Equifax was alerted in March to the software security vulnerability that led to hackers obtaining personal information of more than 140 million Americans but took months to patch it, its former CEO said in testimony to be delivered to Congress on Tuesday.
"It appears that the breach occurred because of both human error and technology failures," former CEO Richard Smith said in written testimony released on Monday by the Energy and Commerce Committee.
Separately, Equifax said late Monday that an outside review determined about 2.5 million additional U.S. consumers were potentially impacted, for a revised total of 145.5 million.
The company said the review also found that just 8,000 Canadian citizens were impacted, rather than up to 100,000 Canadians, as previously announced.
Equifax was alerted to the breach by the U.S. Homeland Security Department on March 9, Smith said in the testimony, but it was not patched.

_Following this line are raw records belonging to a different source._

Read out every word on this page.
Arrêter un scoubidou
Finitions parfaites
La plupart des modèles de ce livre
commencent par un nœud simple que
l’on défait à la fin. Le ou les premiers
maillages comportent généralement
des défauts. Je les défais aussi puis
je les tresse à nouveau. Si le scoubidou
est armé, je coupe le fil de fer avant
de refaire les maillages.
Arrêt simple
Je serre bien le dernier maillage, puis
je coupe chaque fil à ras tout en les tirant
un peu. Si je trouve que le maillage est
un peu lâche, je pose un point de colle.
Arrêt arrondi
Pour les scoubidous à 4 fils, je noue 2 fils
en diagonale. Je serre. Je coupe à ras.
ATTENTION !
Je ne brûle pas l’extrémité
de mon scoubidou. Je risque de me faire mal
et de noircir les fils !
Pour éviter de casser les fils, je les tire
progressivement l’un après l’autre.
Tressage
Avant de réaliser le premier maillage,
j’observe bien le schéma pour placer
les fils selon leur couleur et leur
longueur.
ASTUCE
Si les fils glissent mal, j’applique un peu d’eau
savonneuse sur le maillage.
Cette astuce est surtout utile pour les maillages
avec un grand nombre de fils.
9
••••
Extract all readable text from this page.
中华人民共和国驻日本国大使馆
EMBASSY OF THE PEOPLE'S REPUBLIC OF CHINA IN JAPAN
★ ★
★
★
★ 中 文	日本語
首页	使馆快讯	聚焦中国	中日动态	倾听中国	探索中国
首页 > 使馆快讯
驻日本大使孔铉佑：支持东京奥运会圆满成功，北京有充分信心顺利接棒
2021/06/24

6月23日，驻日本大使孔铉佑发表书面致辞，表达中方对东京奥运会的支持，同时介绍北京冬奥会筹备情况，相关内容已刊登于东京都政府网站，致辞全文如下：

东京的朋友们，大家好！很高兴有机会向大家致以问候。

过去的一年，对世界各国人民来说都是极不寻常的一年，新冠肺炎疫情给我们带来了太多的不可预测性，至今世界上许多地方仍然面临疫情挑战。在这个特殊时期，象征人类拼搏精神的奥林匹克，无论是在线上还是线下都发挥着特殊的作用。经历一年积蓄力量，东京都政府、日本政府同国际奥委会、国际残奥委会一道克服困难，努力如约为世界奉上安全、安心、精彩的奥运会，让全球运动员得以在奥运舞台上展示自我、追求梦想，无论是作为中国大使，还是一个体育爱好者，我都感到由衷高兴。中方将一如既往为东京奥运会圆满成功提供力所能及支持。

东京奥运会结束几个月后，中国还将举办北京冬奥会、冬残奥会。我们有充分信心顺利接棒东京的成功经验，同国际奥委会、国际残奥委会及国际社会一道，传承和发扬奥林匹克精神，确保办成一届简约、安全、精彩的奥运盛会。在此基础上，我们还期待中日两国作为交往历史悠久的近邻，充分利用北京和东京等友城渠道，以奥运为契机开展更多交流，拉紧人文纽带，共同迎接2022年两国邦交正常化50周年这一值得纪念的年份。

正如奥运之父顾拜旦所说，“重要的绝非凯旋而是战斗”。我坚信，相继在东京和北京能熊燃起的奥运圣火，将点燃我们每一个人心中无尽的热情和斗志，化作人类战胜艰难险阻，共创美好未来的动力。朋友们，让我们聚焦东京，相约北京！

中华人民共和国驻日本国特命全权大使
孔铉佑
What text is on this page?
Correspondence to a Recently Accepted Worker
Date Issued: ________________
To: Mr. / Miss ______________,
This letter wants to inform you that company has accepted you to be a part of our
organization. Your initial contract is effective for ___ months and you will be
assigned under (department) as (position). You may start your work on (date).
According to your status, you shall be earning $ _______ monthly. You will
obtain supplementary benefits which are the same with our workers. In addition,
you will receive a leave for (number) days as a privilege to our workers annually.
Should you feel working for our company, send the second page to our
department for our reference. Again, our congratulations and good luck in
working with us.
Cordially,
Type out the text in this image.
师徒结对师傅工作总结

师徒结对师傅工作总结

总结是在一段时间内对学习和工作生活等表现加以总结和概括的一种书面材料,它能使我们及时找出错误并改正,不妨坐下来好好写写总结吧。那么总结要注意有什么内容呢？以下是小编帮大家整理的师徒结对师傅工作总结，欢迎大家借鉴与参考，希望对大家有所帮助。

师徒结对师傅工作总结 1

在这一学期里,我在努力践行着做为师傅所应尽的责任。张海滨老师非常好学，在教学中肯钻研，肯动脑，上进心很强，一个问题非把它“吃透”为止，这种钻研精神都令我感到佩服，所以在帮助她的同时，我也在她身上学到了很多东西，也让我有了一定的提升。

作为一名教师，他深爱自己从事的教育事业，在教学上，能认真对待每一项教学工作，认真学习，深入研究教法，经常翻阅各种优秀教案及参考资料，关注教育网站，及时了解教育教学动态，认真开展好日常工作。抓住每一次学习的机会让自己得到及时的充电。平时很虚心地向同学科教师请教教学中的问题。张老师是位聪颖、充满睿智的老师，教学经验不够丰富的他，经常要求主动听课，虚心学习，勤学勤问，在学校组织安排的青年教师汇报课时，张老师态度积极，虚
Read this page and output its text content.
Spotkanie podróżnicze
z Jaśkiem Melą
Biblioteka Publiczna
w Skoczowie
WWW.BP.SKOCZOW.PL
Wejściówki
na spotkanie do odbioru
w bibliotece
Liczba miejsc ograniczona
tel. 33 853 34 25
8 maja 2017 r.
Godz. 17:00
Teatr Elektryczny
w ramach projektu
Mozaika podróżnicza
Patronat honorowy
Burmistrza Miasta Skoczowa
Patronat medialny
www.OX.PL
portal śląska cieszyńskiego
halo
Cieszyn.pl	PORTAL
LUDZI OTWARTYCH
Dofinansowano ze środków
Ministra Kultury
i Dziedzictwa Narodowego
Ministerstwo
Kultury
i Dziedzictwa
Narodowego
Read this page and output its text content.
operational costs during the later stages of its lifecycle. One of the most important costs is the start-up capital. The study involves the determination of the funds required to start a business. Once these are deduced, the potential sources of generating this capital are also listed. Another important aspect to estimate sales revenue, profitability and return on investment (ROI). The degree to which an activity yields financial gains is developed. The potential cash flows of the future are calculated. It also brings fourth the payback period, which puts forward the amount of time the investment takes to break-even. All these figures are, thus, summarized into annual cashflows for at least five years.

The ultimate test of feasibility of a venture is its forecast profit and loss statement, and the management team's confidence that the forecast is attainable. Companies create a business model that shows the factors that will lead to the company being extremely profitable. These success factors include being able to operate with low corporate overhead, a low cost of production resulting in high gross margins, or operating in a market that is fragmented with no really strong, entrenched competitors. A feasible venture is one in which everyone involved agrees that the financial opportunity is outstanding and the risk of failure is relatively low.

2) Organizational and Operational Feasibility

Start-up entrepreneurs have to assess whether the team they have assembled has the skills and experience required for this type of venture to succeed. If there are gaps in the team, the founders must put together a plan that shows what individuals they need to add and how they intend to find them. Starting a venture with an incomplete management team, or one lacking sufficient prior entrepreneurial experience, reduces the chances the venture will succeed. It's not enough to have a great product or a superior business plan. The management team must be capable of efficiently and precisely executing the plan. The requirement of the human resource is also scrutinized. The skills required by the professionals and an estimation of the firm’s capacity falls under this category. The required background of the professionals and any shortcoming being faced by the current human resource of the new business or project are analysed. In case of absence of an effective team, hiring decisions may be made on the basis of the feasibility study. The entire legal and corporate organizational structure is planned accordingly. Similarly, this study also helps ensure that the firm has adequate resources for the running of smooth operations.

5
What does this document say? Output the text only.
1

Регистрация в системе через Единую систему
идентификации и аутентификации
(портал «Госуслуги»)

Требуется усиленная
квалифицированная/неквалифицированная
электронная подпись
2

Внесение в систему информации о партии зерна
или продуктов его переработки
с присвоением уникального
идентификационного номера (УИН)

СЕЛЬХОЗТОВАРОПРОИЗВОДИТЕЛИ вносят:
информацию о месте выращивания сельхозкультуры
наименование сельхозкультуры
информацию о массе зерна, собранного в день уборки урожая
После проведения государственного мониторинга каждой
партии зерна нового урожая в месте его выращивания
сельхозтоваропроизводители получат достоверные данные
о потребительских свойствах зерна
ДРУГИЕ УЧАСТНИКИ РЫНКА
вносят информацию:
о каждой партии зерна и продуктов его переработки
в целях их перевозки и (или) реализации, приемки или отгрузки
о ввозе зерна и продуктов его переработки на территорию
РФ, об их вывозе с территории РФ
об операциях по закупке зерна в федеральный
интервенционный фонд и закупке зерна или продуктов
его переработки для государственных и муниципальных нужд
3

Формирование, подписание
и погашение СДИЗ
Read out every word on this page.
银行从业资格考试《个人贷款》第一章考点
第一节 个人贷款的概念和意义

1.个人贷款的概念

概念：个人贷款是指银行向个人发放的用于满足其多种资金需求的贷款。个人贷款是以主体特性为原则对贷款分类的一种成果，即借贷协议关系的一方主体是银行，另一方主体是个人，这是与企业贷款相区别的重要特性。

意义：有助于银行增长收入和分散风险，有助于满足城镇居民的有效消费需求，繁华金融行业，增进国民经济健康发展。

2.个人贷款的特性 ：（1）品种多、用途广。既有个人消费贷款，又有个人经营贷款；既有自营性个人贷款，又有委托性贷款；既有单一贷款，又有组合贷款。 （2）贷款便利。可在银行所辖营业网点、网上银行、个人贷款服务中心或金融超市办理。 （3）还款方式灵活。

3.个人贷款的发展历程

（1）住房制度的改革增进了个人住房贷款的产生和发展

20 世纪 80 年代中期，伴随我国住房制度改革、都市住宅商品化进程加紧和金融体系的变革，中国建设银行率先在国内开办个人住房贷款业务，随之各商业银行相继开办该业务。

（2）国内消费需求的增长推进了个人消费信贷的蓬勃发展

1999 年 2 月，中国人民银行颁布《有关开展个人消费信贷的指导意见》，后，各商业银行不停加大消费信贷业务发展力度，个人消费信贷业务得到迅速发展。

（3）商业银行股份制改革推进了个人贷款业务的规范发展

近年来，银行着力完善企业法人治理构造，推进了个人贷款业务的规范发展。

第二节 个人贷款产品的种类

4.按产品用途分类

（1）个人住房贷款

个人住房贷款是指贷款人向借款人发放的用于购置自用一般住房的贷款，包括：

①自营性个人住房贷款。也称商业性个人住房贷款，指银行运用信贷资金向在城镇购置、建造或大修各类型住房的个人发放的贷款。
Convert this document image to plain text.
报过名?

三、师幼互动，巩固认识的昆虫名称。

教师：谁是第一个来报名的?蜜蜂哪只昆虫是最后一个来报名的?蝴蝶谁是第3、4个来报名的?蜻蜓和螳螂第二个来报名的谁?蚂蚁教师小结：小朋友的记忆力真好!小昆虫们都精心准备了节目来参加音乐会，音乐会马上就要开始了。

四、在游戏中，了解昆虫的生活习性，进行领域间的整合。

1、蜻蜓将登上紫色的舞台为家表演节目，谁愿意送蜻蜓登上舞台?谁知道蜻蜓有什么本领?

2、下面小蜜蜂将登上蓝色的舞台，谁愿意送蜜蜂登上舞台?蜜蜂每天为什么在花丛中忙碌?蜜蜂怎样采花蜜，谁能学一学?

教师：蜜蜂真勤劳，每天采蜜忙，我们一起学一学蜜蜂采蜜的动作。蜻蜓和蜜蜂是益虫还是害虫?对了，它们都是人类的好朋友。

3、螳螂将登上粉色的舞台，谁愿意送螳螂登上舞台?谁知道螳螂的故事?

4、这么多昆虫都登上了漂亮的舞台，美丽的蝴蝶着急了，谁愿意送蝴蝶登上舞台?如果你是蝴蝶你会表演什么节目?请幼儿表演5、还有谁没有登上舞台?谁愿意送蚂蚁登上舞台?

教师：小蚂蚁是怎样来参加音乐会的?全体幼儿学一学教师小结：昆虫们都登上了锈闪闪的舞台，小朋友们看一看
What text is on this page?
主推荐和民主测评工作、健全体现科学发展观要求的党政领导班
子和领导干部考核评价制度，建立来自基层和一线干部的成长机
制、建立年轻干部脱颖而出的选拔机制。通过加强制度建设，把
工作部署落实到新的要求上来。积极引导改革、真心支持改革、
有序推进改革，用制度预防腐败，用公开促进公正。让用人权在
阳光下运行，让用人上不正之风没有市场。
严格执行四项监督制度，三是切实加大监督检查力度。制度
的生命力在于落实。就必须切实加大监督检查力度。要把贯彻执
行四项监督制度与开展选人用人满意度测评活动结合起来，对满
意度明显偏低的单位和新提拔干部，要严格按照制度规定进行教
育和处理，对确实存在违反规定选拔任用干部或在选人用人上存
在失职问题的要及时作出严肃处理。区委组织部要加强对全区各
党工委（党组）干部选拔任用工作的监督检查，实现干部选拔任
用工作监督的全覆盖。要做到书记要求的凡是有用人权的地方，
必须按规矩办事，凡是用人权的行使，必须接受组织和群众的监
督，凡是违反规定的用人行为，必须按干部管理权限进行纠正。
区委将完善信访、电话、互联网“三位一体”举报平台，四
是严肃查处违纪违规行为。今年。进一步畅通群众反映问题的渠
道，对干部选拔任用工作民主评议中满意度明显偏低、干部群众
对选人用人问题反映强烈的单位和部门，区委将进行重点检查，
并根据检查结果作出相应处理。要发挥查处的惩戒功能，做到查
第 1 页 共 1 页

On March 15, Equifax’s information security department ran scans that should have identified any systems that were vulnerable to the software issue but did not, the testimony said.
As a result, "the vulnerability remained in an Equifax web application much longer than it should have," Smith said. "It was this unpatched vulnerability that allowed hackers to access personal identifying information."
In his testimony, Smith said it appears the first date hackers accessed sensitive information may have been on May 13. He said "between May 13 and July 30, there is evidence to suggest that the attacker(s) continued to access sensitive information."
Smith said security personnel noticed suspicious activity on July 29 and disabled the web application on July 30, ending the hacking. He said he was alerted the following day, but was not aware of the scope of the stolen data.
On Aug. 2, the company alerted the FBI and retained a law firm and consulting firm to provide advice. Smith notified the board's lead director on Aug. 22.
Smith, 57, said he was retiring last week and would forgo this year’s bonus as criticism mounts over the attack, which was not made public until Sept. 7 and has prompted investigations by multiple federal and state agencies, including a criminal probe by the U.S. Justice Department.
"I am here today to apologize to the American people myself," he said.
Smith also apologized for the company's response after the data breach was made public, including the "rollout of our website and call centers, which in many cases added to the frustration of American consumers."
He also said another well-known, independent expert consulting firm "has been retained to perform a top-to-bottom assessment of the company’s information security systems."
Smith will testify at three separate congressional hearings this week.